Five export questions with Essential Turbines’ vice-president and founder Mike Guntner
1. What was your first export sale?
First export sale was Coastal Helicopters, a helicopter maintenance organization located in Panama City, Florida.
2. How did that sale come about?
The principals of Coastal Helicopters already had a relationship with Mike Guntner Sr. through his previous employer. In fact, this relationship has now expanded considerably beyond engine MRO to other strategic businesses that no doubt will positively impact Essential Turbine Inc.’s growth.
3. What do you know now that you wish you’d known then?

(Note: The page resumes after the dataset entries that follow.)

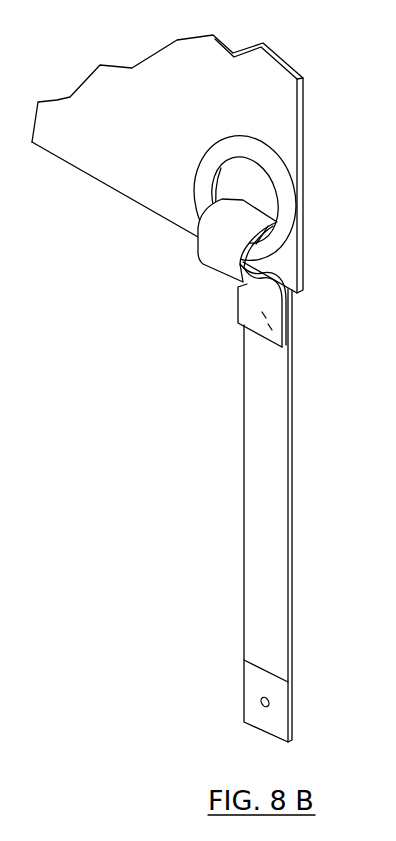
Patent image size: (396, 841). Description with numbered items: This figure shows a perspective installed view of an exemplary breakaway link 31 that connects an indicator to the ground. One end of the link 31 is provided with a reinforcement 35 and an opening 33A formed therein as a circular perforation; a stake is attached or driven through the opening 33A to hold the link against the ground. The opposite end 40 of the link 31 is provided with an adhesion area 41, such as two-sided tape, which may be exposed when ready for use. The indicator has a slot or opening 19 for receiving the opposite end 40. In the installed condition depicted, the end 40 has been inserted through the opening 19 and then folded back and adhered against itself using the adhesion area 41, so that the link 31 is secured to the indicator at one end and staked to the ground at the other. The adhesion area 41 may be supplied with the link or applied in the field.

The opening 19 is at (221, 185).
The strip 31 is at (270, 490).
The opening 33A is at (269, 707).
The reinforcement 35 is at (273, 690).
The opposite end 40 is at (217, 263).
The adhesion area 41 is at (293, 348).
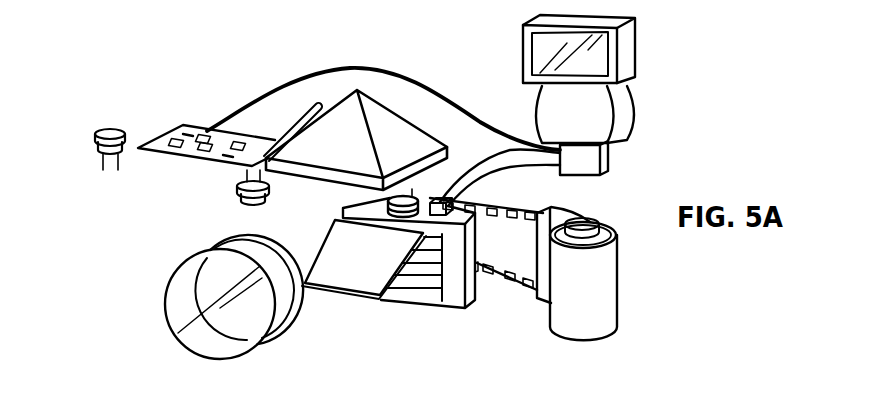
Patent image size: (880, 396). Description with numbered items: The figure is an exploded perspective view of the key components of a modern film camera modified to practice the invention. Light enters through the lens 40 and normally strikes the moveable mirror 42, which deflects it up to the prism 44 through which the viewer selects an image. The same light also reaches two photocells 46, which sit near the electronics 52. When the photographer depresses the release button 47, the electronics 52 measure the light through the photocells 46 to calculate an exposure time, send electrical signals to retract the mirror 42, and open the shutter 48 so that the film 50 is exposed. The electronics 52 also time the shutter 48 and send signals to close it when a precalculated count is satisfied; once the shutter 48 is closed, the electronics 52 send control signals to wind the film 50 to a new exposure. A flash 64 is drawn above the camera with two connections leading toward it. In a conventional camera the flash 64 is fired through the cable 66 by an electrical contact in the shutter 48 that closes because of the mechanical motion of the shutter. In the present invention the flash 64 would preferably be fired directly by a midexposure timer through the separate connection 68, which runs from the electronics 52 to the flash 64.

The lens 40 is at (165, 303).
The moveable mirror 42 is at (334, 300).
The prism 44 is at (385, 106).
The photocells 46 is at (437, 202).
The release button 47 is at (110, 127).
The shutter 48 is at (404, 308).
The film 50 is at (503, 285).
The electronics 52 is at (174, 127).
The flash 64 is at (631, 106).
The cable 66 is at (494, 170).
The connection 68 is at (460, 104).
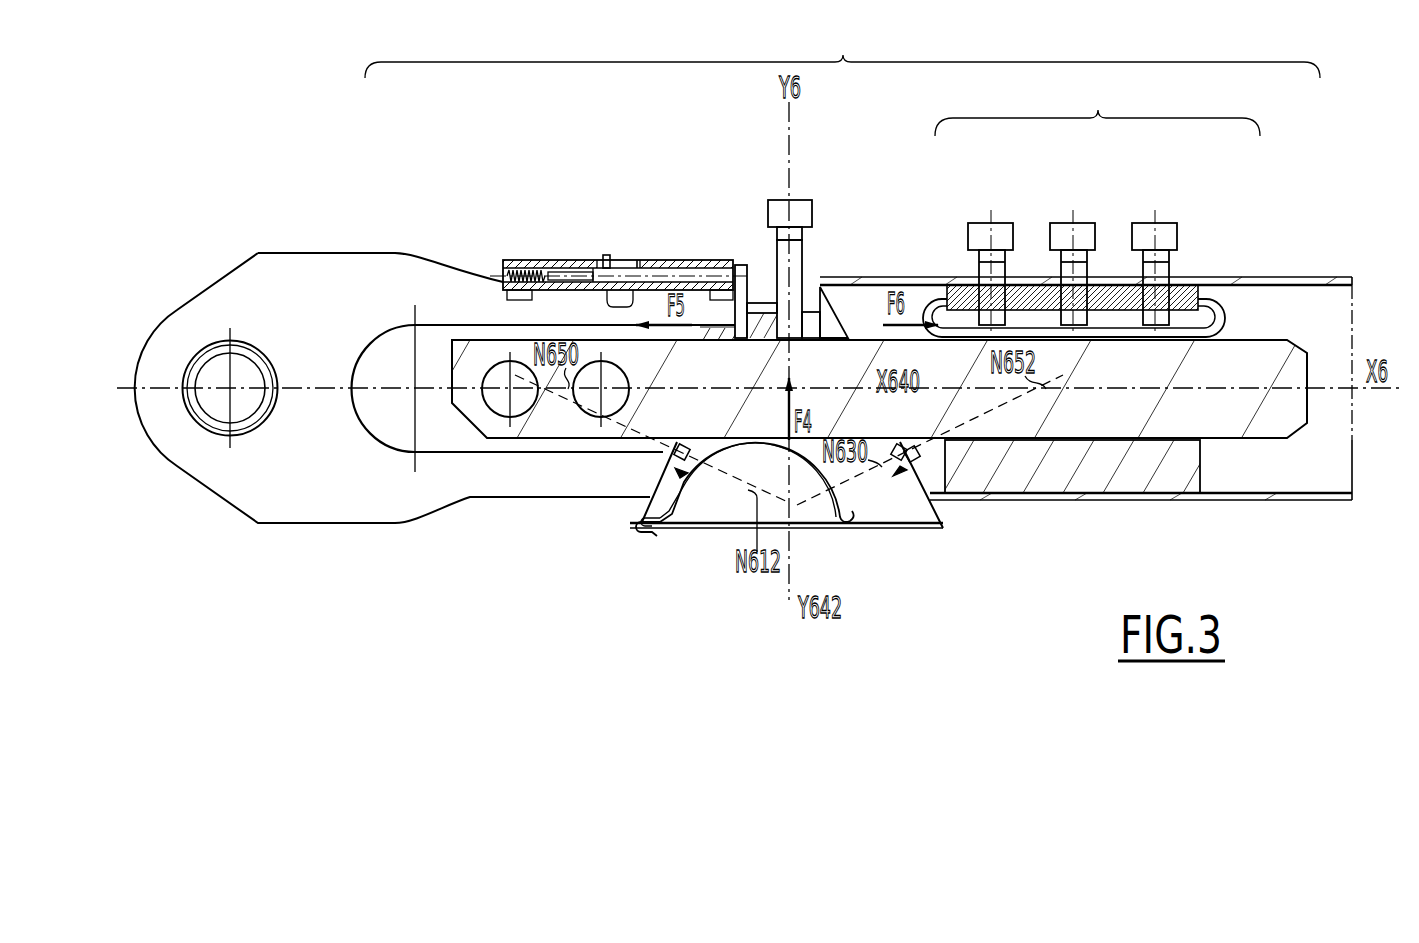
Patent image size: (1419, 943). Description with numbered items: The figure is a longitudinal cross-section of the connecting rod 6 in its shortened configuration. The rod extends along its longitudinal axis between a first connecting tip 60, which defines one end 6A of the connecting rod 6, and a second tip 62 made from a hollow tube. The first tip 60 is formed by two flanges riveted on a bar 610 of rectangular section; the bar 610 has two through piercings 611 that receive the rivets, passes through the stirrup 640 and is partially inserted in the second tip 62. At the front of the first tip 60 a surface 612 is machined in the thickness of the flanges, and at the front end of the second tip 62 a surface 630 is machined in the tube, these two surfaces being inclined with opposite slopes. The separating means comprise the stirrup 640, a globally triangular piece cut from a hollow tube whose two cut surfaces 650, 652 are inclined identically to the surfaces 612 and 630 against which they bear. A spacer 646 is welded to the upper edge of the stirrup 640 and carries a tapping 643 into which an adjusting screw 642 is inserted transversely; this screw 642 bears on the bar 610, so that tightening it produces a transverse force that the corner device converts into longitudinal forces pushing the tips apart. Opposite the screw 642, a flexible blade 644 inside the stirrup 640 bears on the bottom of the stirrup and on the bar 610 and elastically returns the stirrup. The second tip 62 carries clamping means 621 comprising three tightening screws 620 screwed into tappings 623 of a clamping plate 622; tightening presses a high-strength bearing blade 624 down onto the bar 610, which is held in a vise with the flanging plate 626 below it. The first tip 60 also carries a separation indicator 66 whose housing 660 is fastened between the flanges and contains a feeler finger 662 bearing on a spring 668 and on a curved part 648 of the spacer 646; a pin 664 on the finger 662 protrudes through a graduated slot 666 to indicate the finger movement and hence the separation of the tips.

The connecting rod 6 is at (842, 46).
The end of the connecting rod 6A is at (179, 286).
The first connecting tip 60 is at (314, 232).
The second tip 62 is at (1294, 256).
The separation indicator 66 is at (594, 199).
The bar 610 is at (1223, 407).
The through piercings 611 is at (579, 406).
The surface 612 is at (655, 537).
The tightening screws 620 is at (1140, 230).
The clamping means 621 is at (1100, 319).
The clamping plate 622 is at (963, 287).
The tappings 623 is at (977, 300).
The bearing blade 624 is at (1182, 330).
The flanging plate 626 is at (1183, 470).
The surface 630 is at (890, 478).
The stirrup 640 is at (739, 525).
The adjusting screw 642 is at (798, 212).
The tapping 643 is at (843, 324).
The flexible blade 644 is at (835, 477).
The spacer 646 is at (772, 300).
The curved part 648 is at (762, 305).
The cut surface 650 is at (655, 479).
The cut surface 652 is at (923, 471).
The housing 660 is at (670, 258).
The feeler finger 662 is at (631, 258).
The pin 664 is at (607, 257).
The graduated slot 666 is at (621, 240).
The spring 668 is at (517, 258).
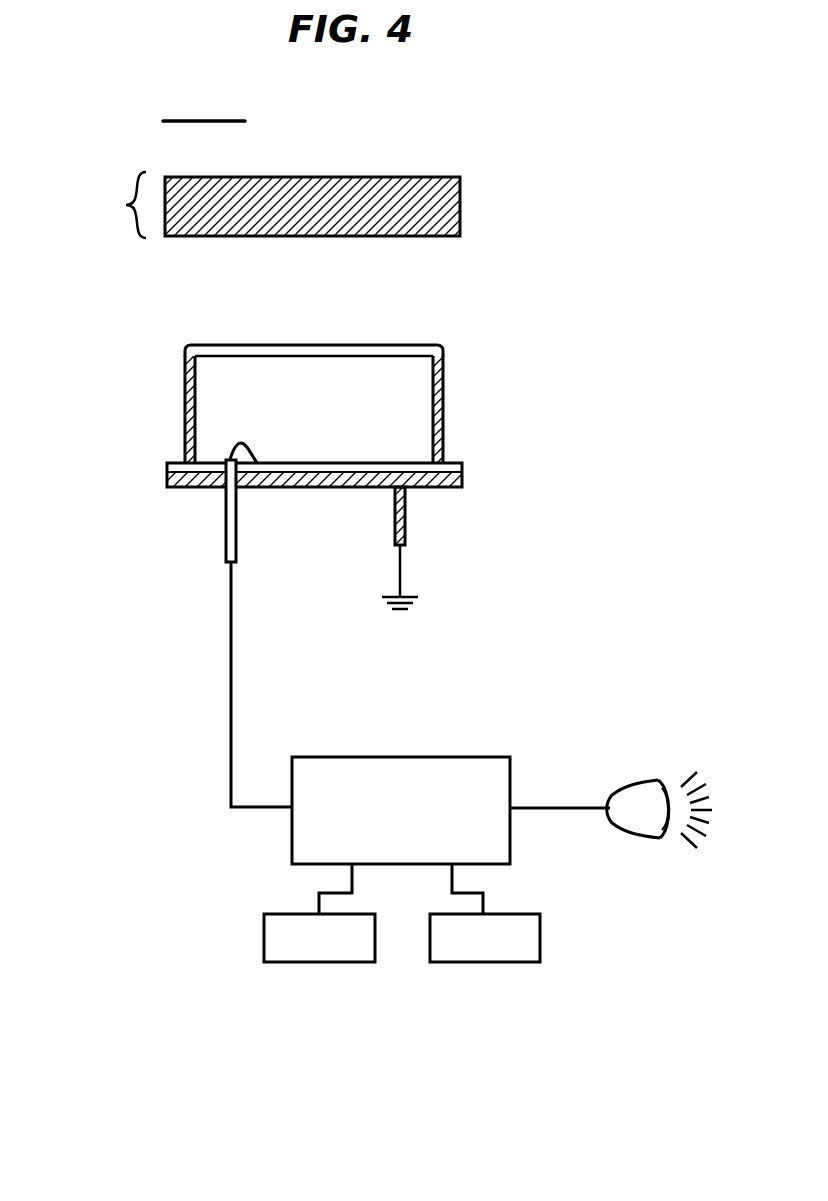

Now we know how to maintain customers with geographical challenges instead of thinking of them as one-time transactions. We can look at long-term potential and put plans in place for all of the customer’s engine maintenance schedule. We look at the number of aircraft, then equate the revenue potential we can generate, then we can approach the EDC team. We look at all programs available to support this potential, which can include export guaranties, insurance and potential financing with the help of both EDC and our financial institution.
4. How has the trading world changed since you started exporting?
Today, we need a larger investment in inventory because speed is “essential”. We used to benefit from lead times for projects, but now there’s very little. Customers today have very restrictive budgets and fewer resources that present significant challenges on our ability to support them. There’s a lot more pressure because they don’t have the financial resources to have any significant spares or aircraft backup. They expect us to be their inventory and if we have it ready when they need it, we win the business. When we get a phone call today, we have to move like lightning.
5. What is the No. 1 thing new SMEs should know about exporting?
Be patient and be organized. It isn’t easy and as good as EDC is, there are still challenges that you have to meet. Being a small business sometimes means you’re wearing several hats and the effort you may have to invest with EDC can seem exhaustive. Nobody knows your business better than you. You need to remind yourself that the person you are communicating with cannot learn your business in twenty minutes, and therefore understand all you need to be successful. However, if you hang in, you’ll be rewarded.
And the most important thing we need to do is to listen to the customer. They are telling you how to win the business. Armed with this information, you can now communicate this to your organization, the EDC team and collectively formulate the game plan to move forward and be successful.